In contrast, a few nights earlier, as Italy battled Germany in the semifinals, we sat at an outdoor restaurant and were nearly frightened as we heard loud cries a few floors above us. We thought it was an earthquake, until we realized that the home team had “merely” scored the first goal of the game.
The great impression that comes over a visitor here is how old so many of the places in Rome are. In Baltimore, we are rightfully proud of the Basilica of the National Shrine of the Assumption of the Blessed Virgin Mary, which was built 200 years ago. And when at one Mass Archbishop Lori made a reference to our “so-called ‘new cathedral,’ ” which was dedicated in 1959, he got a laugh from the congregation, especially the Baltimore priests in attendance.
The Cathedral of Mary Our Queen is no longer “new” to us, but it is very new by Roman standards. Consider that the Basilica of San Clemente, one of the churches in which the pilgrims celebrated Mass, is a 12th-century church, built upon a fourth-century church, which itself is built upon the ruins of a first-century Roman building.
Exiting the airport upon arrival in Rome, it “smelled like Rome” – cigarette smoke and diesel fumes.
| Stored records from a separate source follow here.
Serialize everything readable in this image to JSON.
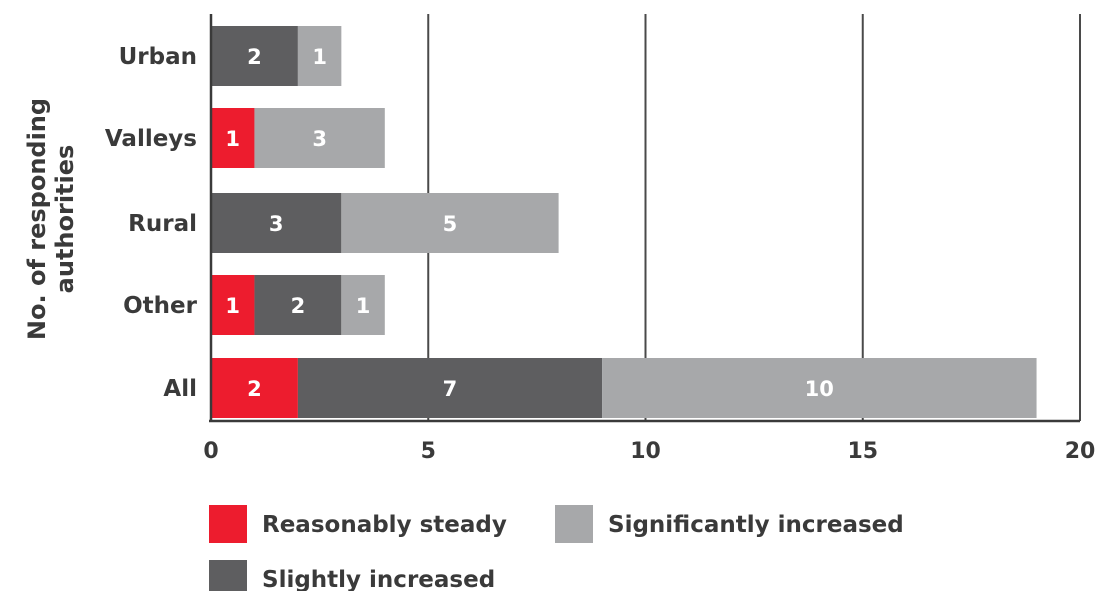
{
  "chart_data": {
    "type": "bar",
    "orientation": "horizontal",
    "stacked": true,
    "ylabel": "No. of responding authorities",
    "xlabel": "",
    "categories": [
      "Urban",
      "Valleys",
      "Rural",
      "Other",
      "All"
    ],
    "series": [
      {
        "name": "Reasonably steady",
        "color": "#ed1c2e",
        "values": [
          0,
          1,
          0,
          1,
          2
        ]
      },
      {
        "name": "Slightly increased",
        "color": "#5e5e60",
        "values": [
          2,
          0,
          3,
          2,
          7
        ]
      },
      {
        "name": "Significantly increased",
        "color": "#a7a8aa",
        "values": [
          1,
          3,
          5,
          1,
          10
        ]
      }
    ],
    "xlim": [
      0,
      20
    ],
    "xticks": [
      0,
      5,
      10,
      15,
      20
    ],
    "xtick_labels": [
      "0",
      "5",
      "10",
      "15",
      "20"
    ],
    "grid": "vertical",
    "legend": "bottom"
  }
}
But those scents were replaced later in the week with the smell of incense at St. Peter’s and fresh spices arrayed in bulk containers in the open-air market of Campo de Fiori.
From the trumpet fanfare welcoming Pope Benedict to the Basilica of San Clemente to the strains of accordion music in the cafés along the Borgo Pio and the sound of the burbling water in fountains all around the city, the sounds – as well as the sights and scents – all beckon me to return. I hope I get the chance soon.
And don’t even get me started on the tastes; I could go on for days.
Christopher Gunty is the editor/associate publisher of the Catholic Review.